OpenModelZ
Simplify machine learning deployment for any environment.
OpenModelZ (MDZ) provides a simple CLI to deploy and manage your machine learning workloads on any cloud or home lab.
Why use OpenModelZ 🙋
OpenModelZ is the ideal solution for practitioners who want to quickly deploy their machine learning models to a (public or private) endpoint without the hassle of spending excessive time, money, and effort to figure out the entire end-to-end process.
We created OpenModelZ in response to the difficulties of finding a simple, cost-effective way to get models into production fast. Traditional deployment methods can be complex and time-consuming, requiring significant effort and resources to get models up and running.
- Kubernetes: Setting up and maintaining Kubernetes and Kubeflow can be challenging due to their technical complexity. Data scientists spend significant time configuring and debugging infrastructure instead of focusing on model development.
- Managed services: Alternatively, using a managed service like AWS SageMaker can be expensive and inflexible, limiting the ability to customize deployment options.

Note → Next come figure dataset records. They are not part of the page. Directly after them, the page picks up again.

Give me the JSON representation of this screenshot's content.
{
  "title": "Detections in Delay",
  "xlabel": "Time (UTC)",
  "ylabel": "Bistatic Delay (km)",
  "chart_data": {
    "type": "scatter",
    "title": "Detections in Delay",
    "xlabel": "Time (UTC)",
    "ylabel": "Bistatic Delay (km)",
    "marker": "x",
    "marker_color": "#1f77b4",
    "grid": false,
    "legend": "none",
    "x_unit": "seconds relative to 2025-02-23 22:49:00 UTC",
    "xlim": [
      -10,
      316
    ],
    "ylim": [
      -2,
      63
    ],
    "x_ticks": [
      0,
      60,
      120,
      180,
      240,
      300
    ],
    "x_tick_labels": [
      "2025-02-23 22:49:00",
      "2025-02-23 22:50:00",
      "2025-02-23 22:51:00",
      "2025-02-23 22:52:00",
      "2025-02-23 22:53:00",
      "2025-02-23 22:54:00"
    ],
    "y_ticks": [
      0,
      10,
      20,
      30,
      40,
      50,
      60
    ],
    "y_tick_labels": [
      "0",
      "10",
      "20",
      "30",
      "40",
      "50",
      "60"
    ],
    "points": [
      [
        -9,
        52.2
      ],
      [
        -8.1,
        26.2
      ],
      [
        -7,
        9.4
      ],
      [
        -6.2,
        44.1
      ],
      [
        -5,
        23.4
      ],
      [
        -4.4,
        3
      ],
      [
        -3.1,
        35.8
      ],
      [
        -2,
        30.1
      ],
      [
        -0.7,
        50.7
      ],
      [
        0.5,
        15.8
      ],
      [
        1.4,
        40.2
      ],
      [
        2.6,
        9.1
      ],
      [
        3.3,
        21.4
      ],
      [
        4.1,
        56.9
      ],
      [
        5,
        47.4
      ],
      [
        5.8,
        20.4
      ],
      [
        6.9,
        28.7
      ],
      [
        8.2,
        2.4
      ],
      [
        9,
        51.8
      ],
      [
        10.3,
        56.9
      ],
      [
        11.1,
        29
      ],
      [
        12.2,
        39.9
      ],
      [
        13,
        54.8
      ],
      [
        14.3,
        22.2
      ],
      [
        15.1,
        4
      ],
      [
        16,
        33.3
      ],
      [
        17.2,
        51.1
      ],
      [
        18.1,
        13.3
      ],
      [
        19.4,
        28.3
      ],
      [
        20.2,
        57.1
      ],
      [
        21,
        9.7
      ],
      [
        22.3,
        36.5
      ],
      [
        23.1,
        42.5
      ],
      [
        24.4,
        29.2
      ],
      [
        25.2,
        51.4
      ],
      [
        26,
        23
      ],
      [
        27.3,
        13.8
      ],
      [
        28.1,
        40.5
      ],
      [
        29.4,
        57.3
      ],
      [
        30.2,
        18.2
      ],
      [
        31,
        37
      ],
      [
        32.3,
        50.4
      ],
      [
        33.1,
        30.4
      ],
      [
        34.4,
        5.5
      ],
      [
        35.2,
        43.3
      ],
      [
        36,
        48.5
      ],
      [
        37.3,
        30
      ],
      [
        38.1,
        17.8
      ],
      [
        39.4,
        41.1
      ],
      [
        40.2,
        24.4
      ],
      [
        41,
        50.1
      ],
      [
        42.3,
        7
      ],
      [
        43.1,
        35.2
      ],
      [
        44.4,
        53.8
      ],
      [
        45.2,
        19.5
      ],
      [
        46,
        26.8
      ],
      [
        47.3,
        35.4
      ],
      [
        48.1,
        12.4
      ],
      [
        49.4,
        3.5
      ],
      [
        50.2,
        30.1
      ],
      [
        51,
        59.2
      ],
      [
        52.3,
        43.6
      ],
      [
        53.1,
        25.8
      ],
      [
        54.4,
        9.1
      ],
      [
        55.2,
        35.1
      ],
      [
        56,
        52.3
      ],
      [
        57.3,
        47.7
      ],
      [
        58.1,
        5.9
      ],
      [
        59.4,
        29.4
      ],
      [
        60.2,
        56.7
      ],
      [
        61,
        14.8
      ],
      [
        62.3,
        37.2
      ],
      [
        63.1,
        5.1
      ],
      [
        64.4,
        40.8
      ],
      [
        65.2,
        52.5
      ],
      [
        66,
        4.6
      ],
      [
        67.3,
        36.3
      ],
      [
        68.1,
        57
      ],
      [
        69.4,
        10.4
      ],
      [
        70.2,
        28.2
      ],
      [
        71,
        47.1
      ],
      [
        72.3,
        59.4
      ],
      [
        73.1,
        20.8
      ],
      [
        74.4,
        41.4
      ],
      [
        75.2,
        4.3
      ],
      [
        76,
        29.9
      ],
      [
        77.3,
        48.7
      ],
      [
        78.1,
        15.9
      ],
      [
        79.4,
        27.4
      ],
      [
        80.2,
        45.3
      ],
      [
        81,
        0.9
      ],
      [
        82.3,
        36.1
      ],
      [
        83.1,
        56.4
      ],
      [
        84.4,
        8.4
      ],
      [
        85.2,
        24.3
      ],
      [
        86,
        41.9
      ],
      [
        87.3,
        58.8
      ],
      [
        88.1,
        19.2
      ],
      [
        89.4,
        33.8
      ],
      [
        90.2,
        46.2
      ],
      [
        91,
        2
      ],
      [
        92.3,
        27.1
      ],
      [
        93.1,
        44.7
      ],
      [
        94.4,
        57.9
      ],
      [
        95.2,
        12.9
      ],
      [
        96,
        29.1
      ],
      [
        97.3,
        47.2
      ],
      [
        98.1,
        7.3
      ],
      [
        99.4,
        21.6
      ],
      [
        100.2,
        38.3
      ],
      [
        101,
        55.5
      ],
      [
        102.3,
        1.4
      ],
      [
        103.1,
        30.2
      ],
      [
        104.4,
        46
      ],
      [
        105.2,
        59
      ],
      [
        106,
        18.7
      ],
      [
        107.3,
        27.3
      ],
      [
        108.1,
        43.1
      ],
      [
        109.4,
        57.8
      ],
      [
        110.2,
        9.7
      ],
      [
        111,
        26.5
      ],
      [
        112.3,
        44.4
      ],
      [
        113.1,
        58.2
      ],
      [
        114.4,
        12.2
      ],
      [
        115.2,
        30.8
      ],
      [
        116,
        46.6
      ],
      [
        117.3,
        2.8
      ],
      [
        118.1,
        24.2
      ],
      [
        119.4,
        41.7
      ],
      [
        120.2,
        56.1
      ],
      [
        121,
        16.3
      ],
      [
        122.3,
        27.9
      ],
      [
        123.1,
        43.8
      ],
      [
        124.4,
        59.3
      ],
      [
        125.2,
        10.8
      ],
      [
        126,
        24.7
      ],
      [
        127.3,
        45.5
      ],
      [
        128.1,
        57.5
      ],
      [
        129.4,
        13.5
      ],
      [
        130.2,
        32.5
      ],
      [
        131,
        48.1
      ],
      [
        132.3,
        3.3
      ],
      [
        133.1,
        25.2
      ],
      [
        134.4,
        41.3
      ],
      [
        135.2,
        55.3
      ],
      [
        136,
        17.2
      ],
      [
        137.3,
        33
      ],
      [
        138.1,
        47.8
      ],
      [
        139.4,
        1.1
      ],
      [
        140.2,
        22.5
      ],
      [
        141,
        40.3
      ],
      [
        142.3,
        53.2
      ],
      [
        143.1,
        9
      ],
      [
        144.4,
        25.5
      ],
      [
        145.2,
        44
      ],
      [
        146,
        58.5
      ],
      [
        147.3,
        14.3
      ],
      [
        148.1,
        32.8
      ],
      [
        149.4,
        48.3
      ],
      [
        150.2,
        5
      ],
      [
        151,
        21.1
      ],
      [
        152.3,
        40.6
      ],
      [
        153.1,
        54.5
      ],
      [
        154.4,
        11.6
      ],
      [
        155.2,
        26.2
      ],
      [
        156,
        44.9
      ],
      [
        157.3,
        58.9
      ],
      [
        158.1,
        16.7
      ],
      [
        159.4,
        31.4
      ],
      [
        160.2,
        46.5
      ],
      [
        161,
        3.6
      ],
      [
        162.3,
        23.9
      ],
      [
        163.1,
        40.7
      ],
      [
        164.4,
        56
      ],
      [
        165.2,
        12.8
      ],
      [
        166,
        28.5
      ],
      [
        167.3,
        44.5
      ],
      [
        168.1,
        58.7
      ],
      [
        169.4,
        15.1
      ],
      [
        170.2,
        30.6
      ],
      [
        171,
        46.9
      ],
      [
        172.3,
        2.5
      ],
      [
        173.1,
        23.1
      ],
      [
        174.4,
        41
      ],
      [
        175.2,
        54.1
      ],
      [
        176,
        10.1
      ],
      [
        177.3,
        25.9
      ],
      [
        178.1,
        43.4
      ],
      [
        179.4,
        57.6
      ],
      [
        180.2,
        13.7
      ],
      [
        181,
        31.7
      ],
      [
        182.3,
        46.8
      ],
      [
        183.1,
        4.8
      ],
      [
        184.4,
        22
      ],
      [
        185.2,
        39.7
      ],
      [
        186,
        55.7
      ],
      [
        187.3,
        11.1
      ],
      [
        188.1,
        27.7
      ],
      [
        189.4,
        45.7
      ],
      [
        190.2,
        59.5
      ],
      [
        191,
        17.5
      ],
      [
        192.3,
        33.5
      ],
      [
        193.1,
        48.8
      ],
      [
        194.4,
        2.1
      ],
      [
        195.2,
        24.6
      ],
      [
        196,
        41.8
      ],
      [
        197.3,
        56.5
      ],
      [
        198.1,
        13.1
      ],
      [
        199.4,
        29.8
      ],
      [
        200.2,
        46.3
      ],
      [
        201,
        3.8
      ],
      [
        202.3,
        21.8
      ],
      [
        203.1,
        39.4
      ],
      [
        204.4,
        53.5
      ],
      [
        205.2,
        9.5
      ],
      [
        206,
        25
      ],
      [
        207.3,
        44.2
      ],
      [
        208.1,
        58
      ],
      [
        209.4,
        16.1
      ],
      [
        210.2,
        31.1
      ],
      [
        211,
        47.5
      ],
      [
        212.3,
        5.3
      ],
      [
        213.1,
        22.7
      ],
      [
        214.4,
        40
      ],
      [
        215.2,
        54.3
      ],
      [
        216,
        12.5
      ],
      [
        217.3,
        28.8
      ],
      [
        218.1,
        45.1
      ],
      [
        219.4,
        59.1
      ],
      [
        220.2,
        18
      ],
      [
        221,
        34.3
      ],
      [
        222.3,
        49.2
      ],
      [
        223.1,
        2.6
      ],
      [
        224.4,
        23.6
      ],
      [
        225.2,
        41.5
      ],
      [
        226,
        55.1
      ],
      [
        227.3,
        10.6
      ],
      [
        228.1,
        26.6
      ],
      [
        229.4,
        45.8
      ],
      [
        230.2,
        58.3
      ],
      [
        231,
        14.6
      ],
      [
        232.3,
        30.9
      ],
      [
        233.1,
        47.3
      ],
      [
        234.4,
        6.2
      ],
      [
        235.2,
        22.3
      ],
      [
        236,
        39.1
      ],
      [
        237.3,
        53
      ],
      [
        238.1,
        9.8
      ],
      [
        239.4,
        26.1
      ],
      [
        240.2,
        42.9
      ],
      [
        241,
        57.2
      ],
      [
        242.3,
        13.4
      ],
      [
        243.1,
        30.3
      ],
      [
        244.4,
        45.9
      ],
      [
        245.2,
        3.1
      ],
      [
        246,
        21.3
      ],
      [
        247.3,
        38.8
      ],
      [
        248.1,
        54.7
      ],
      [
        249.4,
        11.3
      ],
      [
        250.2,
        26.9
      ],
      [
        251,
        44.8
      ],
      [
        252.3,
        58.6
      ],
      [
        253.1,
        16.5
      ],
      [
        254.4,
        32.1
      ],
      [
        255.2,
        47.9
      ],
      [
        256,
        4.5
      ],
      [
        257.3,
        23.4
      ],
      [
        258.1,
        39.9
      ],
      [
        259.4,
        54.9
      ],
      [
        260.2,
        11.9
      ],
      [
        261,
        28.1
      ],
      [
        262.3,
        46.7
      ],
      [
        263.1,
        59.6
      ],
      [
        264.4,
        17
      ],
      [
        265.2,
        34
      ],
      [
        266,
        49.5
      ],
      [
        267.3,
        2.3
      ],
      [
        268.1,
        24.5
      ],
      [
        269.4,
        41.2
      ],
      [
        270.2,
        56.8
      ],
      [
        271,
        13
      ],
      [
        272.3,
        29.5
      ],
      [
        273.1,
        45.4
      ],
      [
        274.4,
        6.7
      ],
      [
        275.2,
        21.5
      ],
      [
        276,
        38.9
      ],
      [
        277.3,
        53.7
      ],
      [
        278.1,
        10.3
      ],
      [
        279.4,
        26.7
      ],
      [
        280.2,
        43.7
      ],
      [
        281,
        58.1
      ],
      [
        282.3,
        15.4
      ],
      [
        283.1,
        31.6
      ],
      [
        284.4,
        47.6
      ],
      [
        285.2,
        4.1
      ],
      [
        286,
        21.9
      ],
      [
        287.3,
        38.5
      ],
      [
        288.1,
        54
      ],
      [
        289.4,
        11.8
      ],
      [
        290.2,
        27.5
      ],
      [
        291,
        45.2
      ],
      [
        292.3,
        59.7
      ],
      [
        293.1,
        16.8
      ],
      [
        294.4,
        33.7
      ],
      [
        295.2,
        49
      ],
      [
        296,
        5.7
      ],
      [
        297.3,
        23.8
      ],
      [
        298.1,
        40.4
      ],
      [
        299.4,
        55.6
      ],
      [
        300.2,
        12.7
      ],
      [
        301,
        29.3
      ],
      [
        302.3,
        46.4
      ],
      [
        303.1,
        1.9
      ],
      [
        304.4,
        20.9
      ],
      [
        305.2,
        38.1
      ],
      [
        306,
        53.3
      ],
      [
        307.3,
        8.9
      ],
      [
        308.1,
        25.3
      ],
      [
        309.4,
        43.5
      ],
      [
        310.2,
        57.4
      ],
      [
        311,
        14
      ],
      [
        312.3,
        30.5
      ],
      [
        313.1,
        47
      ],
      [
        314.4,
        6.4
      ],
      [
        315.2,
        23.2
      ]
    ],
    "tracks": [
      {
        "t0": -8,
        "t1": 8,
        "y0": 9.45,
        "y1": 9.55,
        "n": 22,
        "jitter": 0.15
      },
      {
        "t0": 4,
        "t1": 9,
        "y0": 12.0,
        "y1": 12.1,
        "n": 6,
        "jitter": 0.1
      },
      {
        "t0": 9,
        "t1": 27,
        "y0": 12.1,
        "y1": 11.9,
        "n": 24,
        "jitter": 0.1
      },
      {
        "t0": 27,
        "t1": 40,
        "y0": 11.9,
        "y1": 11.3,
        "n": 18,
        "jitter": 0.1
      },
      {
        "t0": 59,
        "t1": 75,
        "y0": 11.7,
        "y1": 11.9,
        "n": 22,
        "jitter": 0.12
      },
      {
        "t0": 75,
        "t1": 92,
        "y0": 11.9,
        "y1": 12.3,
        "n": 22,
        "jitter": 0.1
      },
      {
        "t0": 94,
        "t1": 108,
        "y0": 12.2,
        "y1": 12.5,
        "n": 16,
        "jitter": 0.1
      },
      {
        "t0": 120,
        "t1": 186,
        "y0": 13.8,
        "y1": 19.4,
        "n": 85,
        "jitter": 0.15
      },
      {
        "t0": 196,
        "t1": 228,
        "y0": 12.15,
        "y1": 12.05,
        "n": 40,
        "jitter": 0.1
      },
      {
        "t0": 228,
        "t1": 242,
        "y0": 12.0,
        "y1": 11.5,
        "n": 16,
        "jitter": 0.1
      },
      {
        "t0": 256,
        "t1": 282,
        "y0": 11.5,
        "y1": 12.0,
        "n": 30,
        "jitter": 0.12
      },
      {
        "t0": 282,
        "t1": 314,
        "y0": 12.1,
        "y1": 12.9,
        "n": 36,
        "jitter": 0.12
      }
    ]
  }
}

- Virtual machines: As an alternative, setting up a cloud VM-based solution requires learning complex infrastructure concepts like load balancers, ingress controllers, and other components. This takes a lot of specialized knowledge and resources.
With OpenModelZ, we take care of the underlying technical details for you, and provide a simple and easy-to-use CLI to deploy your models to any cloud (GCP, AWS, or others), your home lab, or even a single machine.
You could start from a single machine and scale it up to a cluster of machines without any hassle. OpenModelZ lies at the heart of our ModelZ, which is a serverless inference platform. It's used in production to deploy models for our customers.
Documentation 📝
You can find the documentation at docs.open.modelz.ai.
Local Development
First, run pnpm i
to install the dependencies.
Then, run pnpm dev
to start the development server and visit localhost:3000.